The Cuddler (Chapter 7 Excerpts)
“I wanted so badly to ask this broken man how did it feel to get smacked around? As much as I shun violence, I can honestly say in that moment I felt he deserved that butt-kicking and more. But I was taught you never kick a horse while he’s down so I kept my thoughts in my brain and far away from my tongue, at least for now. I truly had heartfelt empathy for KP but the more he ran his disrespectful mouth my empathy turned into anger that this grown man took my freedom of thought, action, and my freedom of innocence. KP being one of many that molested my purity, my intellect, my history, my future, my mind, my body, my spirit, and my soul and abused my whole being at the highest level. The sickness throughout this evil sexual slavery with KP was he manipulated and exploited my simpleness and ignorance and convinced me to believe that he was the victim and I was the perpetrator. Pulling up to KP’s house I watched him stagger to door without my help or support because he did not want me to touch, help or assist him therefore I watched this pitiful boy/man drag himself up the stairs and when his babysitter mother answered the door, this over two hundred and fifty pound man flops into her arms. This time life caught up with her baby, the beater had been on the other side of the coin and was beaten badly. I had enough respect to wait for his help in the way of his mother and explain to her as much as I could because KP needed her assistance, so as I had done so many times before, I pulled off but this time I knew it was going to be different.
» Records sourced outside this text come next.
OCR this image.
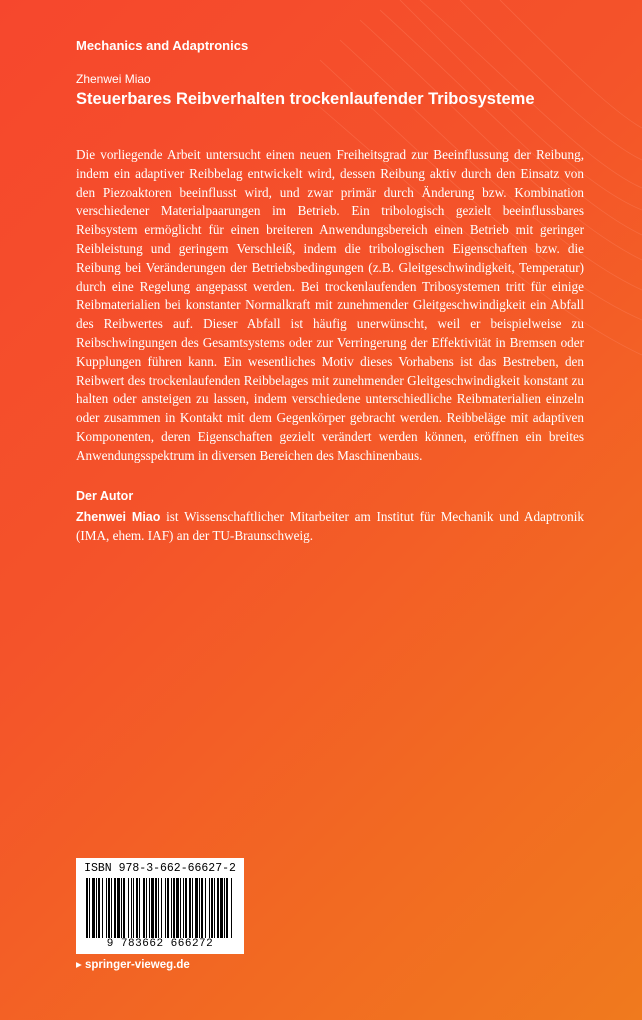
Mechanics and Adaptronics
Zhenwei Miao
Steuerbares Reibverhalten trockenlaufender Tribosysteme

Die vorliegende Arbeit untersucht einen neuen Freiheitsgrad zur Beeinflussung der Reibung, indem ein adaptiver Reibbelag entwickelt wird, dessen Reibung aktiv durch den Einsatz von den Piezoaktoren beeinflusst wird, und zwar primär durch Änderung bzw. Kombination verschiedener Materialpaarungen im Betrieb. Ein tribologisch gezielt beeinflussbares Reibsystem ermöglicht für einen breiteren Anwendungsbereich einen Betrieb mit geringer Reibleistung und geringem Verschleiß, indem die tribologischen Eigenschaften bzw. die Reibung bei Veränderungen der Betriebsbedingungen (z.B. Gleitgeschwindigkeit, Temperatur) durch eine Regelung angepasst werden. Bei trockenlaufenden Tribosystemen tritt für einige Reibmaterialien bei konstanter Normalkraft mit zunehmender Gleitgeschwindigkeit ein Abfall des Reibwertes auf. Dieser Abfall ist häufig unerwünscht, weil er beispielweise zu Reibschwingungen des Gesamtsystems oder zur Verringerung der Effektivität in Bremsen oder Kupplungen führen kann. Ein wesentliches Motiv dieses Vorhabens ist das Bestreben, den Reibwert des trockenlaufenden Reibbelages mit zunehmender Gleitgeschwindigkeit konstant zu halten oder ansteigen zu lassen, indem verschiedene unterschiedliche Reibmaterialien einzeln oder zusammen in Kontakt mit dem Gegenkörper gebracht werden. Reibbeläge mit adaptiven Komponenten, deren Eigenschaften gezielt verändert werden können, eröffnen ein breites Anwendungsspektrum in diversen Bereichen des Maschinenbaus.

Der Autor

Zhenwei Miao ist Wissenschaftlicher Mitarbeiter am Institut für Mechanik und Adaptronik (IMA, ehem. IAF) an der TU-Braunschweig.

ISBN 978-3-662-66627-2
9 783662 666272
▸ springer-vieweg.de
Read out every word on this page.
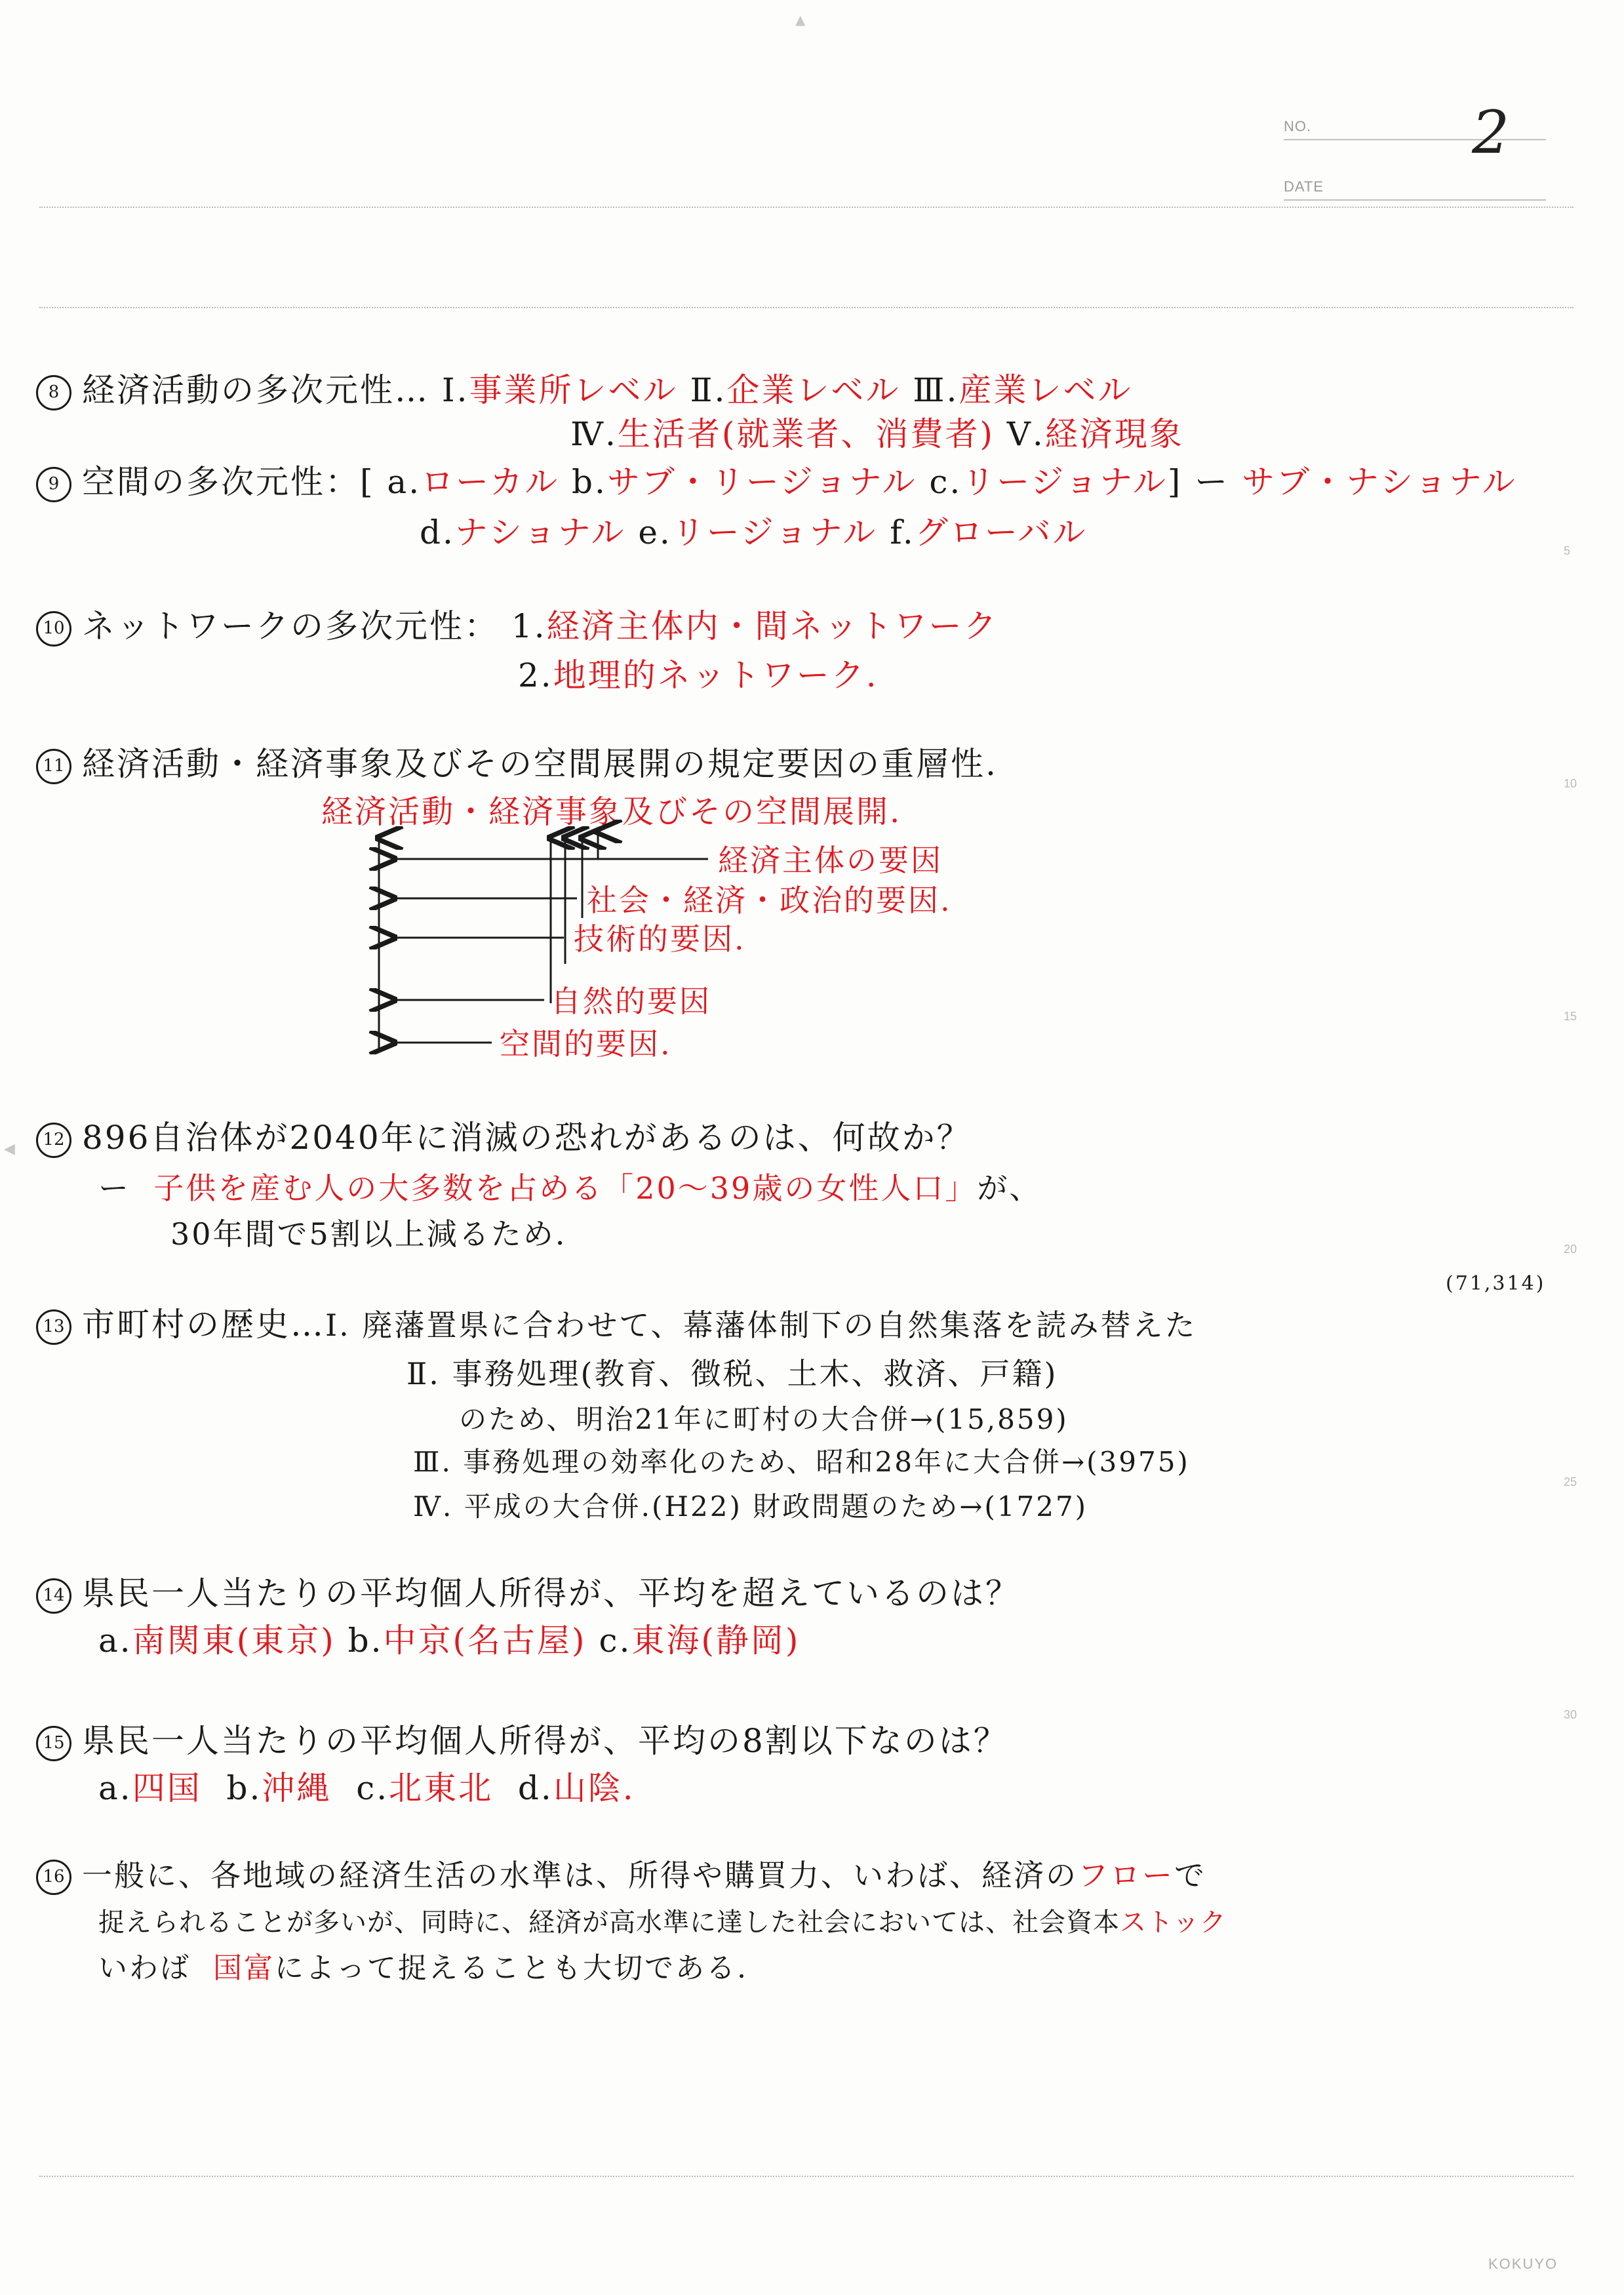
▲
◀
NO.
DATE
2
5
10
15
20
25
30
8 経済活動の多次元性… Ⅰ.事業所レベル Ⅱ.企業レベル Ⅲ.産業レベル
Ⅳ.生活者(就業者、消費者) Ⅴ.経済現象
9 空間の多次元性：[ a.ローカル b.サブ・リージョナル c.リージョナル] ー サブ・ナショナル
d.ナショナル e.リージョナル f.グローバル
10 ネットワークの多次元性： 1.経済主体内・間ネットワーク
2.地理的ネットワーク.
11 経済活動・経済事象及びその空間展開の規定要因の重層性.
経済活動・経済事象及びその空間展開.
経済主体の要因
社会・経済・政治的要因.
技術的要因.
自然的要因
空間的要因.
12 896自治体が2040年に消滅の恐れがあるのは、何故か？
ー 子供を産む人の大多数を占める「20〜39歳の女性人口」が、
30年間で5割以上減るため.
(71,314)
13 市町村の歴史…Ⅰ. 廃藩置県に合わせて、幕藩体制下の自然集落を読み替えた
Ⅱ. 事務処理(教育、徴税、土木、救済、戸籍)
のため、明治21年に町村の大合併→(15,859)
Ⅲ. 事務処理の効率化のため、昭和28年に大合併→(3975)
Ⅳ. 平成の大合併.(H22) 財政問題のため→(1727)
14 県民一人当たりの平均個人所得が、平均を超えているのは？
a.南関東(東京) b.中京(名古屋) c.東海(静岡)
15 県民一人当たりの平均個人所得が、平均の8割以下なのは？
a.四国 b.沖縄 c.北東北 d.山陰.
16 一般に、各地域の経済生活の水準は、所得や購買力、いわば、経済のフローで
捉えられることが多いが、同時に、経済が高水準に達した社会においては、社会資本ストック
いわば 国富によって捉えることも大切である.
KOKUYO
Again along my traveled journey came rust in the form of brokenness, bruising and shattering, but God’s unmerited mercy strengthened me therefore that night I took back from KP my dignity, self-respect, self-honor, and self-worth. You see this time when I pulled off it was mentally, emotionally, and psychologically, not just physically, God is faithful. That night KP was rushed to emergency because he had sustained substantial injuries at Richmond Produce, from contusions and concussions to his head, to several broken ribs and bones, but what was most injured, was his inflated ego that lacked empathy or concern for mankind. I saw KP a few times shortly after the incident and he cried sorrowful apologies with wet tears and a bowed down head of shame, I forgave KP from my heart and we parted our ways. As I ended that awful chapter of my life with KP, amazingly I was the one God blessed to walk away from a Domestic abuser that could’ve taken my life.”